Linguine with Spicy Clam Sauce
Martha Stewart Living, September 1996
- 1 pound linguine
- 1/4 teaspoon freshly ground black pepper, plus more to taste
- 1 tablespoon salt, plus more to taste
- 1 tablespoon olive oil
- 1 small clove garlic, thinly sliced
- 1 cup unsalted clam juice
- 1 cup dry white wine
- 2 1/2 pounds Manila clams, scrubbed (littlenecks can be substituted)
- 2 tablespoons capers, rinsed
- 2 tablespoons unsalted butter
- 1/2 teaspoon red-pepper flakes
- 1/2 cup loosely packed fresh flat-leaf parsley, coarsely chopped
- Heat oil in a deep saute pan over medium heat. Add garlic, and cook until just golden, 1 to 2 minutes. Add 1/4 teaspoon pepper and 1/2 teaspoon salt.
- Bring a large pot of water to a boil; add pasta and 2 1/2 teaspoons salt. Cook until al dente; drain, and set aside.

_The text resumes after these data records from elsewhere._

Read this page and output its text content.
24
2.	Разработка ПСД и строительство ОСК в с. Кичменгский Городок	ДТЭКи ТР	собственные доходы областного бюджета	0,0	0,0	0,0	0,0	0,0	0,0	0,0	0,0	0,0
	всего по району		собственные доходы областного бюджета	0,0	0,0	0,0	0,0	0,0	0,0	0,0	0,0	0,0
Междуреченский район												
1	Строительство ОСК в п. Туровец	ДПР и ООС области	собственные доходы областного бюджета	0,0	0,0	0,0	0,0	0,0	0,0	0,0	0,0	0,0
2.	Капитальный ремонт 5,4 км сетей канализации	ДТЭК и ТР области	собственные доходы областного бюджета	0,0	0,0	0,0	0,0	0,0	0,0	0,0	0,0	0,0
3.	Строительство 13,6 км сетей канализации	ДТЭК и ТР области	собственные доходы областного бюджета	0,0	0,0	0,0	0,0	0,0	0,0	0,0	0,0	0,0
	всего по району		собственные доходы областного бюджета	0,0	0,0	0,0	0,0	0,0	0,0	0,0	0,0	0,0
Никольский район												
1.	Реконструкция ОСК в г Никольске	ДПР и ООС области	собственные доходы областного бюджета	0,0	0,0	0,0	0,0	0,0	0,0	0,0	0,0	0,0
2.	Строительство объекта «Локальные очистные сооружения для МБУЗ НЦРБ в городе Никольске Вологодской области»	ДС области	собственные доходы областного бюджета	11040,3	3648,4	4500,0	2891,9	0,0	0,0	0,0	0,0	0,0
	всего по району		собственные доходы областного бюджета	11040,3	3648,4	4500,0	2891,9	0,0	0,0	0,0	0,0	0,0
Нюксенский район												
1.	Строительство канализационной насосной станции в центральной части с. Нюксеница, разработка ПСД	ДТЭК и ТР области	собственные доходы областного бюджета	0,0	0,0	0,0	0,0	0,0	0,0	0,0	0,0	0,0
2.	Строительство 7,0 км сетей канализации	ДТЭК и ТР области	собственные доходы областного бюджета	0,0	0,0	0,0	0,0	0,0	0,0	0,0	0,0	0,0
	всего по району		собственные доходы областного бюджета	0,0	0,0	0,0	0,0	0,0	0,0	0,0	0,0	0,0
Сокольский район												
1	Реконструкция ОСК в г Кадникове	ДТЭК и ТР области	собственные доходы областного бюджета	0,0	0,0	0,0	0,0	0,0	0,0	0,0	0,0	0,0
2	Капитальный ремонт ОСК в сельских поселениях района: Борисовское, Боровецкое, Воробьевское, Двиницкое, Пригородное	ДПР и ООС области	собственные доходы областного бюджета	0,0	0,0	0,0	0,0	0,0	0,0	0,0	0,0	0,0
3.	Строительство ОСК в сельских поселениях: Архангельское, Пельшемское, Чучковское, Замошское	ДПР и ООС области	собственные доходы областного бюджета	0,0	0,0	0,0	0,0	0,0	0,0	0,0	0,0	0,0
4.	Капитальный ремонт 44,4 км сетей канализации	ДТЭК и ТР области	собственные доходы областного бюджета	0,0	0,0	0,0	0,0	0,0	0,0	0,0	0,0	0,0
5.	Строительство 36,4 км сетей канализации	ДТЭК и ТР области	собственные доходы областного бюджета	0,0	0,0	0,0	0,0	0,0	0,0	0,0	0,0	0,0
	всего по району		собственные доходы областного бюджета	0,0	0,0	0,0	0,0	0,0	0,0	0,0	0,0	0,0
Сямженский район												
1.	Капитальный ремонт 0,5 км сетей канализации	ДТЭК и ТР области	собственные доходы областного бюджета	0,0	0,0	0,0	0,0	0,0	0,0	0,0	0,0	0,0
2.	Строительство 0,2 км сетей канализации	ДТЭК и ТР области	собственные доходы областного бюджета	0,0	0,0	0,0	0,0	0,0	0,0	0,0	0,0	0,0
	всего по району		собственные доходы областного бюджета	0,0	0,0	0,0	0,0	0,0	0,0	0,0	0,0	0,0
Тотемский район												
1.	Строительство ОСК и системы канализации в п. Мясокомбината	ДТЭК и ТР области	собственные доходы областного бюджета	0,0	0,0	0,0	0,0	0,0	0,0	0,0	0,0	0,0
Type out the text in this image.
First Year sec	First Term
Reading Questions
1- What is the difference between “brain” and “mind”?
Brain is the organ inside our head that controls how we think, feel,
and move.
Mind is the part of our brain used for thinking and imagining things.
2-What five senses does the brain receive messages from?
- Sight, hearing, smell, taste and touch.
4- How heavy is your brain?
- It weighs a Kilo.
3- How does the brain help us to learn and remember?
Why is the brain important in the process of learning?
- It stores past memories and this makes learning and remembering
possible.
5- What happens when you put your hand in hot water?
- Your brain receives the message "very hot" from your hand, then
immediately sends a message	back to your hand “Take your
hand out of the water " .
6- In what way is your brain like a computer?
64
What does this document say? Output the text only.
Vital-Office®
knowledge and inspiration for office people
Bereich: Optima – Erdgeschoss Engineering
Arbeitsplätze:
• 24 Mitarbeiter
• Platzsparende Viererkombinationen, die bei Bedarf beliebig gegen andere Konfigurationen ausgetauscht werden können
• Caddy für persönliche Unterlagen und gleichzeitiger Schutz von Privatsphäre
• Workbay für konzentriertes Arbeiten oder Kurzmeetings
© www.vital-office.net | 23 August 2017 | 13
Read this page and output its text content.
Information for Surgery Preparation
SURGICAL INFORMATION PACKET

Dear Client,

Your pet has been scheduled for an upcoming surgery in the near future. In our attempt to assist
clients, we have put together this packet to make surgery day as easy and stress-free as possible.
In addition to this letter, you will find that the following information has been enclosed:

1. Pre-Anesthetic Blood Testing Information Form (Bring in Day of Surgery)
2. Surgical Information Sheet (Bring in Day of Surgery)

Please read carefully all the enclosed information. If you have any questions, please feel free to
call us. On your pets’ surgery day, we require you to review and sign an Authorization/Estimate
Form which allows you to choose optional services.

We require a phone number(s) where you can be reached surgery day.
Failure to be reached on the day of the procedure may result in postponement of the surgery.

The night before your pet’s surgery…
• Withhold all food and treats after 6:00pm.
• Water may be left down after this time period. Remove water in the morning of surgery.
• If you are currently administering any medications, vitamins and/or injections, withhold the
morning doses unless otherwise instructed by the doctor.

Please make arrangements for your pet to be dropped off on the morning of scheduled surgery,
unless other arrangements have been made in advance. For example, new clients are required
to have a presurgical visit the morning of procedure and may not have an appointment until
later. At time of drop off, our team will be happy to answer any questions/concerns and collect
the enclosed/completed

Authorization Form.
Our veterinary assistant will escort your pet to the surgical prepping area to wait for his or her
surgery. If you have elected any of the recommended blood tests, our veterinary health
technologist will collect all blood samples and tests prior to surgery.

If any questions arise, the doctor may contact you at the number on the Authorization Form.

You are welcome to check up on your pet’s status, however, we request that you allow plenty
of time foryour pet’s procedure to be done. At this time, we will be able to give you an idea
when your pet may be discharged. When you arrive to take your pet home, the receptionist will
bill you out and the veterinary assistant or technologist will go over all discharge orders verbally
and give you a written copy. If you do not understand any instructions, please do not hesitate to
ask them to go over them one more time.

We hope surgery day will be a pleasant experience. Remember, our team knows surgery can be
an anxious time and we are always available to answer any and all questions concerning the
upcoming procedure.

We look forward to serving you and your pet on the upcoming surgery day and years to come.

- Meanwhile, add clam juice and wine to saute pan, and cook until liquid is reduced by a third, 3 to 5 minutes. Add clams, capers, and red-pepper flakes; cover, and cook until clams open, 10 to 12 minutes; discard unopened clams. Whisk in butter and parsley. Toss with pasta. Season with salt and pepper, and serve.